Existía un vecino con el cual nos hicimos asiduos, porque no había otra cosa mejor que hacer. Era un pillo redomado a sus trece años, la misma edad mía, pero ya está dicho que en mis primeros años y aún mucho después, yo era un inocentón para todos los fines y por ello, me guarecía en un mundo privado, mágico y hermético.
Pero, mi sagaz vecino sabía muy bien como seducirme y siempre acudía a mí con cualquier artimaña o cualquier embeleco. A menudo, era una revista de monitos, tan en boga en aquellos años que antecedieron a la TV. Yo, que era un coleccionista acérrimo de esas historietas, le pagaba el alto precio que pedía por lo que consideraba que era una novedad.
Como sucedió aquella vez en que golpeó la ventana de mi dormitorio, que era el lugar en donde realizábamos las transacciones. Traía entre sus manos algo que –según él- revolucionaría todo lo conocido. Me percaté, haciéndome el desinteresado, que era una revista sin portada y muy ajada. No me pareció para nada relevante, sobre todo, considerando que yo conservaba mis revistas absolutamente pulcras, sin ninguna arruga ni doblez, inmaculadas en su esencia, para ser leídas poco menos que con pinzas.
-¿Qué tiene de interesante esta revista?- le pregunté, presintiendo la estafa. Entonces, él esgrimió, delante de mis ojos, un par de anteojos de cartón con un lente rojo y otro verde, en papel celofán.
-Póntelos- ordenó y yo, receloso, me los acomodé como pude. Entonces colocó delante de mis ojos la ajada revista y así fue como descubrí la tercera dimensión, ya que las imágenes de la historieta parecían salirse de su marco, para deslumbrarme por completo. En rigor, no era nuevo este invento, puesto que ya lo habíamos presenciado en el cine, en donde también nos habían proporcionado las antiparras bicolores.
-¿Cuánto me costará esta maravilla?- le pregunté, abandonando mi actitud de jugador de póker, ya que realmente me había quedado extasiado con la revista. Eso, lo aprovechó mi astuto vecino para sacar partido en la negociación.
-Ofrece tú- me dijo, con una sonrisa ganadora en sus labios.
Puse sobre la mesa, es decir, sobre el marco de la ventana, dos revistas nuevas, una de Roy Rogers y la otra del Gato Félix.
-Muy poco, muy poco, esta revista sola vale lo que quince de las que tienes allí- repuso, atisbando mi sustancioso botín con sus ojillos codiciosos.

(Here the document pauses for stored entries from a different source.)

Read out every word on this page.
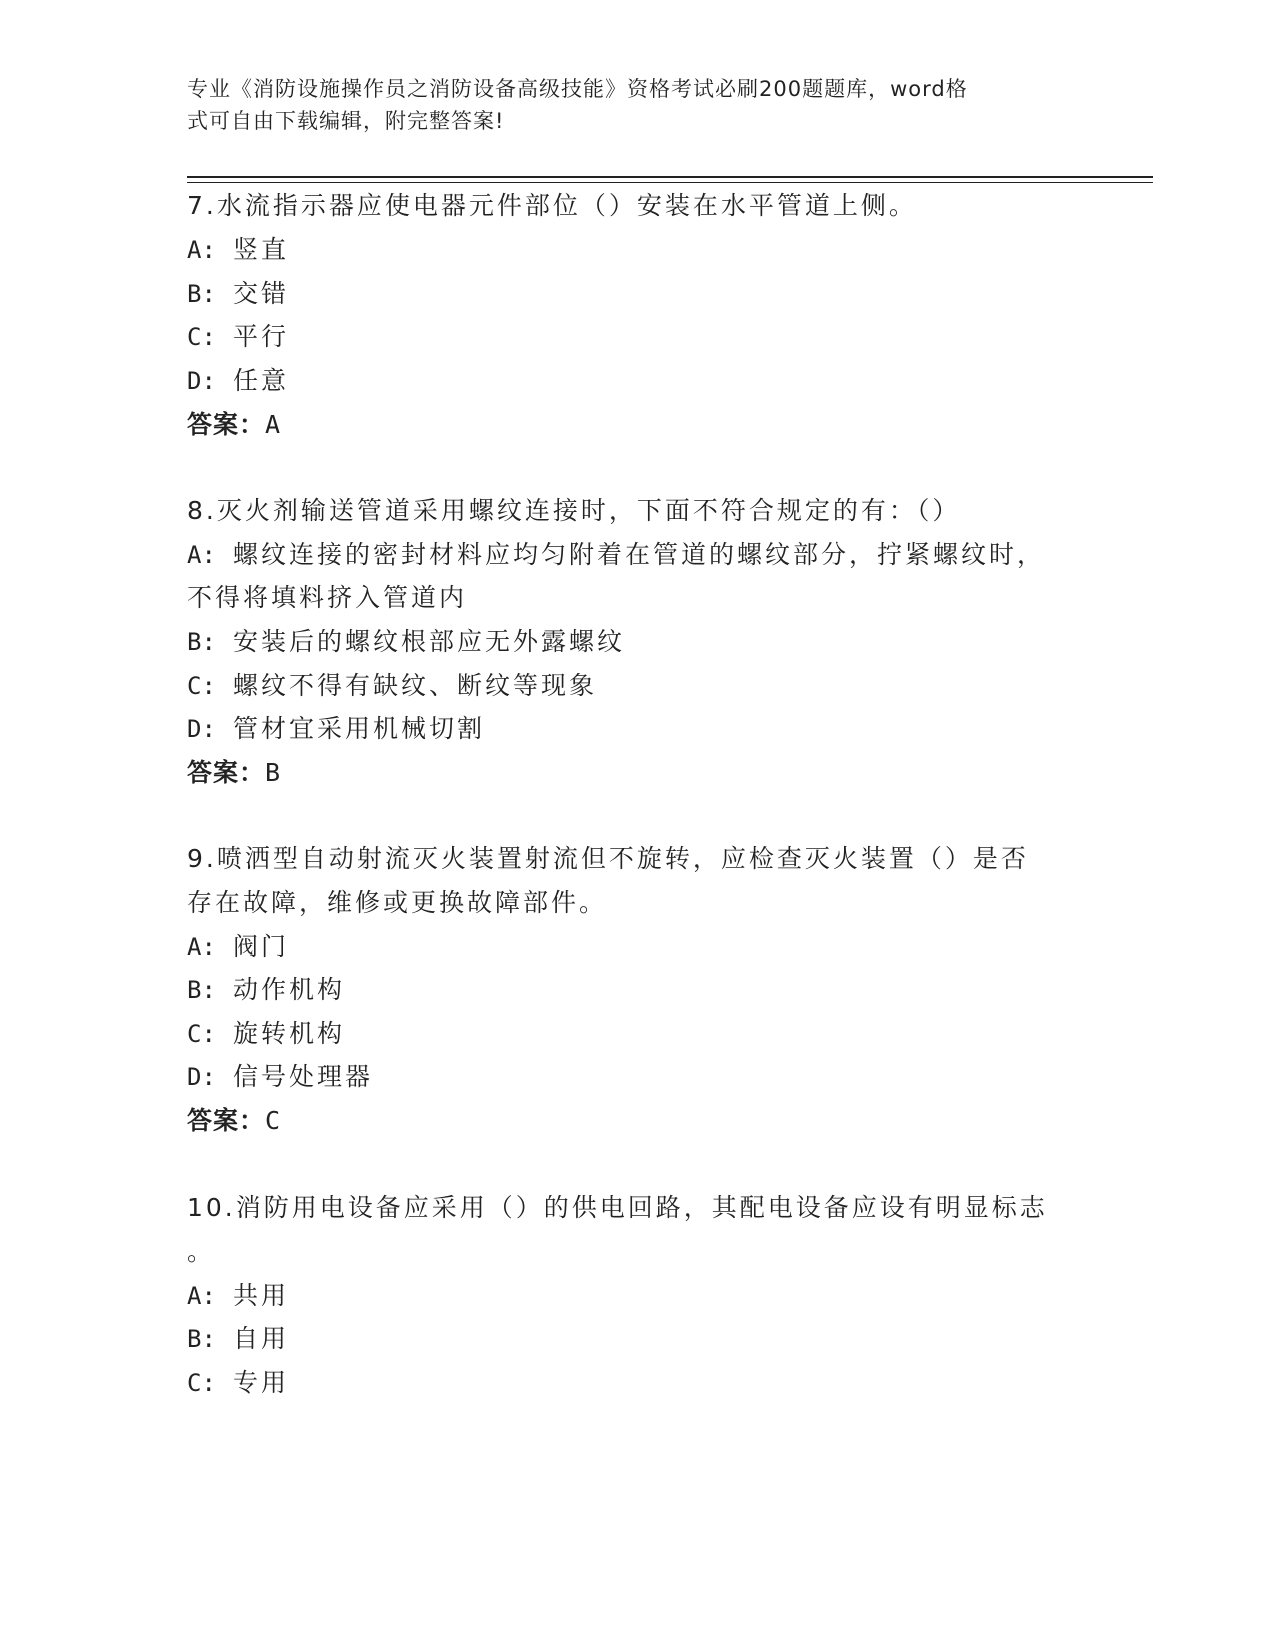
专业《消防设施操作员之消防设备高级技能》资格考试必刷200题题库，word格
式可自由下载编辑，附完整答案!
7.水流指示器应使电器元件部位（）安装在水平管道上侧。
A: 竖直
B: 交错
C: 平行
D: 任意
答案：A
8.灭火剂输送管道采用螺纹连接时，下面不符合规定的有：（）
A: 螺纹连接的密封材料应均匀附着在管道的螺纹部分，拧紧螺纹时，
不得将填料挤入管道内
B: 安装后的螺纹根部应无外露螺纹
C: 螺纹不得有缺纹、断纹等现象
D: 管材宜采用机械切割
答案：B
9.喷洒型自动射流灭火装置射流但不旋转，应检查灭火装置（）是否
存在故障，维修或更换故障部件。
A: 阀门
B: 动作机构
C: 旋转机构
D: 信号处理器
答案：C
10.消防用电设备应采用（）的供电回路，其配电设备应设有明显标志
。
A: 共用
B: 自用
C: 专用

Consternado, repasé los anaqueles en los cuales descansaba mi reluciente colección y retiré unas cuantas ediciones. Ya lo había decidido: esa revista tenía que ser mía a como diera lugar. Le extendí el montón, como quien entrega un fajo de billetes. Él, hojeó las historietas con estudiado desinterés y haciendo un gesto de descontento, exclamó: -Aún no es suficiente. Esto no vale ni la mitad de lo que cuesta esta publicación.
Y haciendo amago de retirarse, el muy pillo, me entregó la ruma. Fue el golpe de gracia. Con el dolor de mi corazón, tomé al azar otro montón de mis flamantes revistas y se las extendí con fatal entreguismo.

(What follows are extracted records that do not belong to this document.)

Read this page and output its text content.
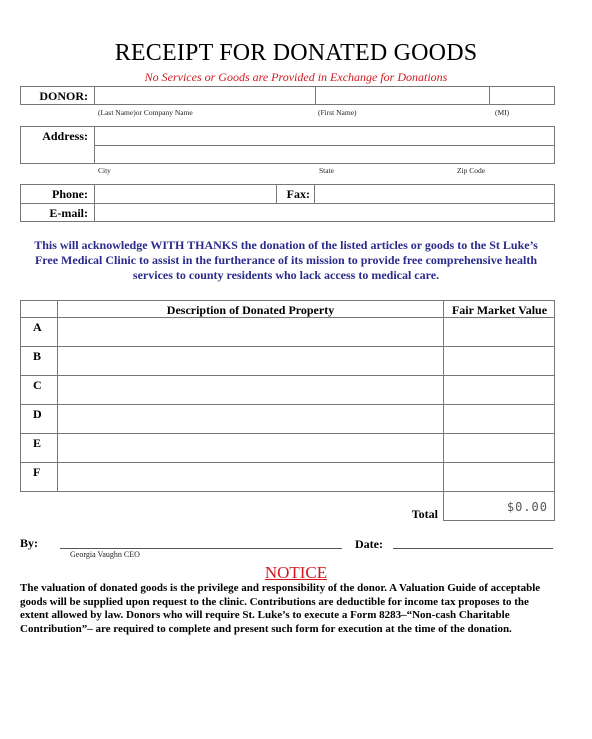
RECEIPT FOR DONATED GOODS
No Services or Goods are Provided in Exchange for Donations
DONOR:
(Last Name)or Company Name	(First Name)	(MI)
Address:
City	State	Zip Code
Phone:	Fax:
E-mail:
This will acknowledge WITH THANKS the donation of the listed articles or goods to the St Luke’s
Free Medical Clinic to assist in the furtherance of its mission to provide free comprehensive health
services to county residents who lack access to medical care.
Description of Donated Property	Fair Market Value
A
B
C
D
E
F
Total	$0.00
By:
Georgia Vaughn CEO
Date:
NOTICE
The valuation of donated goods is the privilege and responsibility of the donor. A Valuation Guide of acceptable
goods will be supplied upon request to the clinic. Contributions are deductible for income tax proposes to the
extent allowed by law. Donors who will require St. Luke’s to execute a Form 8283–“Non-cash Charitable
Contribution”– are required to complete and present such form for execution at the time of the donation.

-Casi casi estamos igualados en el valor –dijo, estudiándome de reojo, con su sagacidad de pillo redomado. Pásame sí otro montón de esas –apuntó hacia adentro con su dedo codicioso- y la revista es tuya.
Sopesaba yo la situación, luego de realizado el trueque. La revista adquirida, parecía haber pasado por un montón de manos, las que la habían transformado en una especie de raído estropajo. Incluso, le faltaba la portada, como ya lo dije, por lo que era una pieza indigna de engrosar mi aséptica colección. En esa situación me encontraba, cuando apareció mi madre. Ella era enemiga de que yo fuese tan adicto a esta lectura tan liviana, pero esta vez, alertada por mi hermana menor –que había presenciado escondida toda la operación- me increpó, furiosa por ser tan incauto y arrebatándome mi no tan flamante adquisición, se dirigió a la casa del malversador muchachuelo.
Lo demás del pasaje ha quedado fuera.